Direct-flame charring caramelizes vegetable sugars while burning off bitter compounds in skins — flesh emerges sweeter than oven-roasting can achieve. Steam-bag-peeling uses trapped moisture to lift skins cleanly. Hand-chopping (not blending) preserves distinct vegetable textures that would emulsify into a uniform paste in a processor — that distinct chunky-soft texture is the dish's identity.

Variations

Sfax-style adds preserved lemon. Hammamet-coast version skips garlic for a milder profile. Inland Kairouan version uses more chiles for extra heat. Modern restaurant version sometimes serves the salad on a plate with grilled tuna steak rather than canned tuna.

On the Palate

HeatRichnessComplexityFermentFreshness

Ingredients

Serves 4

How it's made

8 steps · Show
30 min active · 20 min waiting
  1. 1
    22 min

    Char vegetables directly over gas flame or under a hot grill: 4 medium tomatoes, 3 red bell peppers, 2 green bell peppers, 2 medium onions (unpeeled, halved), 1 whole head garlic (cloves separated, peels on), 2-4 green chiles (jalapeño or serrano).

  2. 2
    12 min

    Char until blackened on all sides — about 12 min for tomatoes, 15 min for peppers, 20 min for onions and garlic. Place hot vegetables in a sealed bag or covered bowl 10 min — steam loosens skins.

  3. 3
    8 min

    Peel everything: discard tomato skins; discard pepper skins and seeds; peel onion (some prefer to keep partial char); squeeze garlic from skins; halve chiles and discard seeds.

  4. 4
    12 min

    Hand-chop everything to 5-8 mm pieces on a cutting board with a knife. Do NOT use a food processor — texture is the point.

  5. 5
    3 min

    Place chopped vegetables in a bowl. Drizzle with 4 tbsp extra-virgin olive oil + juice of 1 lemon + 1 tsp ground caraway + ½ tsp ground cumin + ½ tsp salt + 1 tsp harissa.

  6. 6
    2 min

    Mix gently with a wooden spoon — the salad should be chunky-soft, glossy from oil, deeply red-orange.

  7. 7
    4 min

    Plate on a wide flat dish or shallow bowl.
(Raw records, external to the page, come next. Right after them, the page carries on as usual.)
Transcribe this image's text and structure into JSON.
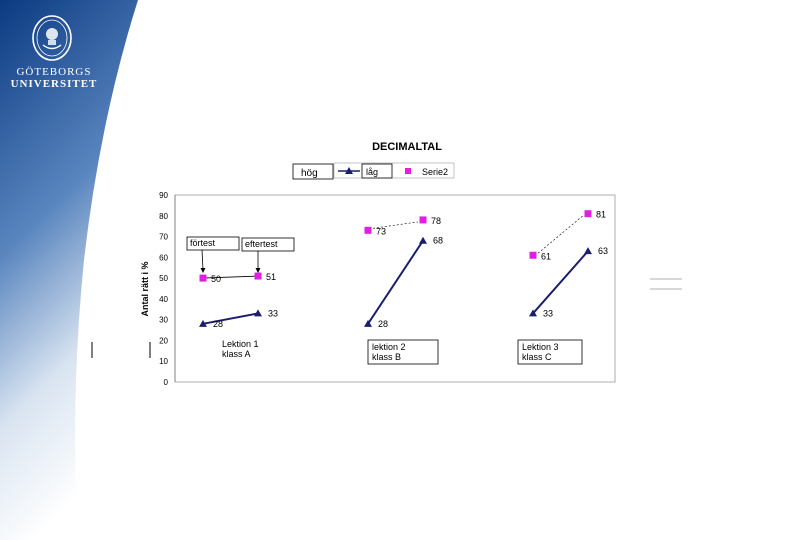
{
  "slide": {
    "university_line1": "GÖTEBORGS",
    "university_line2": "UNIVERSITET",
    "colors": {
      "sidebar_top": "#0b3a82",
      "sidebar_bottom": "#ffffff",
      "white": "#ffffff"
    },
    "icons": {
      "logo": "university-seal-icon"
    }
  },
  "chart_data": {
    "type": "line",
    "title": "DECIMALTAL",
    "ylabel": "Antal rätt i %",
    "xlabel": "",
    "ylim": [
      0,
      90
    ],
    "yticks": [
      0,
      10,
      20,
      30,
      40,
      50,
      60,
      70,
      80,
      90
    ],
    "grid": false,
    "legend_position": "top",
    "legend_box_label": "hög",
    "legend": [
      {
        "name": "låg",
        "marker": "triangle",
        "color": "#1b1f6b"
      },
      {
        "name": "Serie2",
        "marker": "square",
        "color": "#e020e0"
      }
    ],
    "series": [
      {
        "name": "låg",
        "color": "#1b1f6b",
        "marker": "triangle",
        "segments": [
          {
            "x": [
              1,
              2
            ],
            "values": [
              28,
              33
            ],
            "labels": [
              "28",
              "33"
            ]
          },
          {
            "x": [
              4,
              5
            ],
            "values": [
              28,
              68
            ],
            "labels": [
              "28",
              "68"
            ]
          },
          {
            "x": [
              7,
              8
            ],
            "values": [
              33,
              63
            ],
            "labels": [
              "33",
              "63"
            ]
          }
        ]
      },
      {
        "name": "Serie2",
        "color": "#e020e0",
        "marker": "square",
        "segments": [
          {
            "x": [
              1,
              2
            ],
            "values": [
              50,
              51
            ],
            "labels": [
              "50",
              "51"
            ]
          },
          {
            "x": [
              4,
              5
            ],
            "values": [
              73,
              78
            ],
            "labels": [
              "73",
              "78"
            ]
          },
          {
            "x": [
              7,
              8
            ],
            "values": [
              61,
              81
            ],
            "labels": [
              "61",
              "81"
            ]
          }
        ]
      }
    ],
    "annotations": [
      {
        "lines": [
          "förtest"
        ],
        "boxed": true
      },
      {
        "lines": [
          "eftertest"
        ],
        "boxed": true
      },
      {
        "lines": [
          "Lektion 1",
          "klass A"
        ],
        "boxed": false
      },
      {
        "lines": [
          "lektion 2",
          "klass B"
        ],
        "boxed": true
      },
      {
        "lines": [
          "Lektion 3",
          "klass C"
        ],
        "boxed": true
      }
    ]
  }
}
Garnish: arrange 100 g flaked oil-packed tuna on top + 2 hard-boiled eggs quartered around edges + 2 tbsp capers + 8 black olives + chopped parsley.

  8. 8
    5 min

    Serve with thick-sliced country bread or pita for scooping. Best at room temperature; rests in fridge 1 hour before serving for flavors to develop.